2024年8月6日、79回目の広島・原爆の日。

今年も、平和祈念式典でのこども代表による「平和への誓い」がなされました。

その中に、次の一節があります。

 

願うだけでは、平和はおとずれません。

色鮮やかな日常を守り、平和をつくっていくのは私たちです。

 一人一人が相手の話をよく聞くこと。

「違い」を「良さ」と捉え、自分の考えを見直すこと。

仲間と協力し、一つのことを成し遂げること。

私たちにもできる平和への一歩です。

<以上、広島市役所ホームページの「平和への誓い」から抜粋>

https://www.city.hiroshima.lg.jp/site/education/16190.html

 

この誓いは、DVや虐待をしてきた私にも当てはまる言葉です。

この誓いのように「話をよく聞くこと」や「『違い』を『良さ』と捉えて、自分の考えを見直すことを私はしていませんでした。逆に私は話を聞かず、自分の考えを押し付けて、元妻や子どもたちを傷つけてきました。そのような私の一方的なDVと虐待によって、約2年半前に私は離婚しました。

DVや虐待とは、私が話を聞かずに一方的に言葉の暴力を浴びせて、自分の考えを押し付けるために精神的、身体的な暴力をふるって家族を恐怖に陥れたという点で家族への戦争そのものです。それゆえ、元妻や子どもたちにとって、まさに私が「願うだけでは平和はおとずれません」。

別居や離婚によって私は家族から物理的に離れるだけではなく、少なくとも私自身が「相手の話をよく聞くこと」や、「『違い』を『良さ』と捉え、自分の考えを見直すこと」を実践し、自分自身を変えることを成し遂げることが必要です。

そして大事なことは、私が決して「自分は変わった」と、元妻や子どもたちに押し付けないことです。もしかすると「私は変わった」と思っても、元妻や子どもたちにとっては「変わらない」し、「変わることなどない」のかもしれません。その『違い』を受け入れて、例えば「まだ学ぶことがある」という『良さ』と捉えることを、私はこれから一生実践していきます。それが少しでも、別れた家族にとっての「平和への一歩」になればよいと願います。そしていつか、平和への誓いが求める私たちの「平和への一歩」に繋げていきたいと思います。

 

それにも拘らず、私は未だに考え方の違いを理解せず、子どもたちとの境界線を侵し、傷つけるような不機嫌な態度をとることがあります。それは例えば「子どものためを思って」という言い訳を梃子にして、離れた子どもに不機嫌な言葉をかけてしまうことです。更に申せば、その境界線を侵したことにすぐに気づけないことも私の課題です。

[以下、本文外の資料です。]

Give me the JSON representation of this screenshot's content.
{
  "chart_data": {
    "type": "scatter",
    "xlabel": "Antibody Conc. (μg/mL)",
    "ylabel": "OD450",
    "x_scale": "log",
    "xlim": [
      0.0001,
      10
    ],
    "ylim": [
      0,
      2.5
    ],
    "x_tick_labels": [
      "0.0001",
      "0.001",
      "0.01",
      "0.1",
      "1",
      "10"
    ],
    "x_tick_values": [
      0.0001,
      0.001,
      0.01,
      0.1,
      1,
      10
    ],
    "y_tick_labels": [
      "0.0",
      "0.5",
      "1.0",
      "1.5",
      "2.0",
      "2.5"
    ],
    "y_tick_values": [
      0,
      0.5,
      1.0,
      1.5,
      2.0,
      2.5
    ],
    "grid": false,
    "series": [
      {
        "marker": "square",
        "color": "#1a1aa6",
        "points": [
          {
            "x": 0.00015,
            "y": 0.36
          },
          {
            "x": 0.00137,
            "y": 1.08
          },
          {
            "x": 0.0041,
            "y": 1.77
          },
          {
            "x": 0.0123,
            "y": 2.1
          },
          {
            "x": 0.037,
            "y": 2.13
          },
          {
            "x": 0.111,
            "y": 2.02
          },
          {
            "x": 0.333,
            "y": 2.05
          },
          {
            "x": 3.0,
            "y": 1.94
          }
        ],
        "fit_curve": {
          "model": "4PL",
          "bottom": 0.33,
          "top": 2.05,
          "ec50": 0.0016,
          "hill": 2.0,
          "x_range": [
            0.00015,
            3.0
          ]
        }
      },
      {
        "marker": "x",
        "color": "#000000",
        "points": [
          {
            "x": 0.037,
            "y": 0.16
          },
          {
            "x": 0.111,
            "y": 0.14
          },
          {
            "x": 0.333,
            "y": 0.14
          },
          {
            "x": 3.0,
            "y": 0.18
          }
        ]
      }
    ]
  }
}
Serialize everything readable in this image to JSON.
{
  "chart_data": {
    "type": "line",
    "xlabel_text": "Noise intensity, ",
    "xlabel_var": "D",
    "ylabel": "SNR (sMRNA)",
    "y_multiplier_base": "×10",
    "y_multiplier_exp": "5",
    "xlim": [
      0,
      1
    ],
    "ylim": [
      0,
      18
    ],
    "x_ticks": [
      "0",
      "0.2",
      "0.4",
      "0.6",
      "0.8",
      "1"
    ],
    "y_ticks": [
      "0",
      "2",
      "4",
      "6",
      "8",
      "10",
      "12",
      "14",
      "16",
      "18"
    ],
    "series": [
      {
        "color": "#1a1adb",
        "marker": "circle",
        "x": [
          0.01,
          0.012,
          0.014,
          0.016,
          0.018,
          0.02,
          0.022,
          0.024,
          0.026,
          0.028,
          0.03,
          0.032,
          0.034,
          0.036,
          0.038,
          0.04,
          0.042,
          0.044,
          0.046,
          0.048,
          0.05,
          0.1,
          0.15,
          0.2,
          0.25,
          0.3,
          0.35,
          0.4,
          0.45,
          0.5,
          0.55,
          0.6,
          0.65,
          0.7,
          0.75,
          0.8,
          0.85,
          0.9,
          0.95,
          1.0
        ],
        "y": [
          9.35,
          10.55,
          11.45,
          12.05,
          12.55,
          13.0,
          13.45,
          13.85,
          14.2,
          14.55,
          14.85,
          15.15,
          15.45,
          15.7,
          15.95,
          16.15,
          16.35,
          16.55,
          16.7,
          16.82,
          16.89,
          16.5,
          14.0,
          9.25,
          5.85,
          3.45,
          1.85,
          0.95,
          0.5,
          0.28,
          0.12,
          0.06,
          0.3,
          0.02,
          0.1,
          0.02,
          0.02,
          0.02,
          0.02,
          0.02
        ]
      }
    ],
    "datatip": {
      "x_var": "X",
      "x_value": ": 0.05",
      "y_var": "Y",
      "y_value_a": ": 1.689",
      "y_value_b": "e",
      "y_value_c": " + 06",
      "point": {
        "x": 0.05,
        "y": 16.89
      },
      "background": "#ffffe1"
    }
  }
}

しかし今はたんとすまいるで相談し、仲間の指摘によって境界線を侵した私の過ちや、『違い』を『良さ』と捉えられていないことに気づかせてもらっています。そうした学びを積み重ねて、私は「平和への一歩」に繋げていきたいと思います。

今の私の目標は「相手の立場で考える」ことです。しかし「相手のためを思って」という考え方は、結局「私自身の立場で考える」お節介であり、「相手の立場で考える」ことに程遠いと、改めて理解します。まずはもっと「相手の話をよく聞くこと」から、一歩一歩、確実に自分の考えと言動を変えていきたいと思います。